Tedros Adhanom Ghebreyesus, the director general of the World Health Organization, said on social media that the medical supplies being sent into Gaza “include trauma and chronic disease medicines, and basic essential medicines”.

He called for the protection of humanitarian teams in Gaza and “sustained humanitarian access”.

Twenty lorryloads of supplies is a tiny proportion of the humanitarian aid that used to cross the Rafah border before the current conflict erupted with a Hamas massacre of Israeli civilians on 7 October. The daily average used to be about 500 trucks a day, aid officials said.

Martin Griffiths, the UN’s head of humanitarian affairs and emergency relief, said: “I am confident that this delivery will be the start of a sustainable effort to provide essential supplies — including food, water, medicine and fuel — to the people of Gaza, in a safe, dependable, unconditional and unimpeded manner.

“Two weeks since the start of hostilities, the humanitarian situation in Gaza — already precarious — has reached catastrophic levels. It is critical that aid reaches people in need wherever they are across Gaza, and at the right scale.”

The planned convoys, under the current agreement with Israel, will not include fuel, which is critical for hospital generators and operating water pumps and desalination plants at a time when the water ration at UN shelters is down to one litre a person a day for all purposes, well below international standards for minimal consumption.

Egyptian and US officials first believed a week ago they had a deal with the Israeli government to open Rafah, but Israel insisted on guarantees that the aid consignments would be thoroughly checked to ensure they consisted only of food, water and medical supplies, and that arrangements would be in place inside Gaza for the aid to be distributed without Hamas involvement.

Joe Biden sealed the agreement during his visit to Tel Aviv on Wednesday but it took another three days for the crossing to open, while Egyptian workers repaired bomb damage to the crossing from the Sinai peninsula into Gaza.
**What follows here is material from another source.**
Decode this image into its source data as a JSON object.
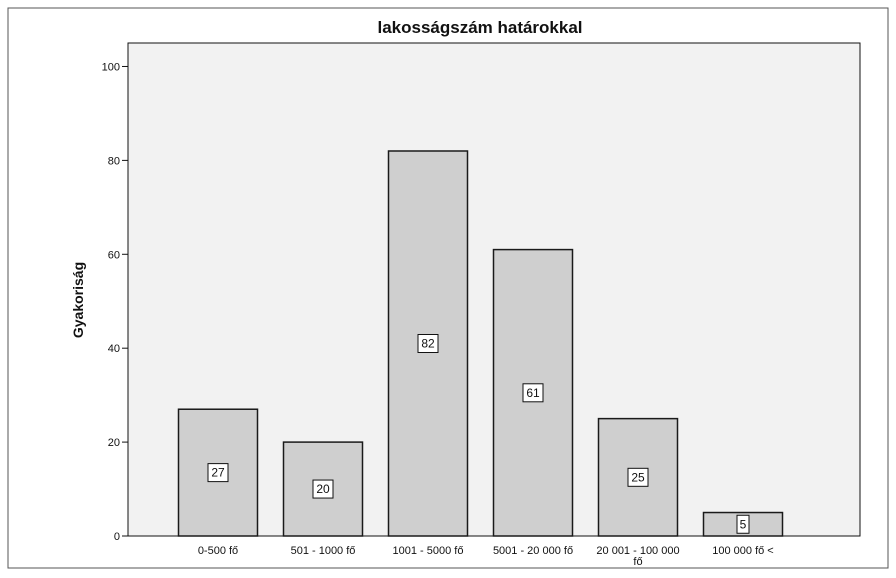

Part of the agreement was for hundreds of Palestinian Americans inside Gaza to be able to leave, but there was no sign by Saturday afternoon that any had been able to cross.

“There is no higher priority than the safety of US citizens abroad, and US embassy Cairo teams are poised to assist these US citizens,” Blinken said.

“We are working tirelessly, including with partner and allied nations with citizens in Gaza, to secure their ability to safely depart the conflict area.”

The ActionAid communications and advocacy coordinator, Riham Jafari, said: “We welcome this morning’s aid convoy into Gaza, but it’s clear that what’s being delivered today is barely a drop in the ocean. Before this crisis began, around 500 aid trucks would normally cross the border every day providing a vital lifeline to millions of Gazans who were already facing a humanitarian crisis.

“Aid trucks also did not bring with them the fuel needed to power hospitals, keep ambulances moving, or to pump water from the ground. We’re hearing stories every day of communities coming together to donate whatever fuel they have remaining to keep incubators going for newborns who are in a critical condition. With 2.2 million Gazans facing a humanitarian crisis, we’re urgently calling for a ceasefire and for the opening of humanitarian corridors.”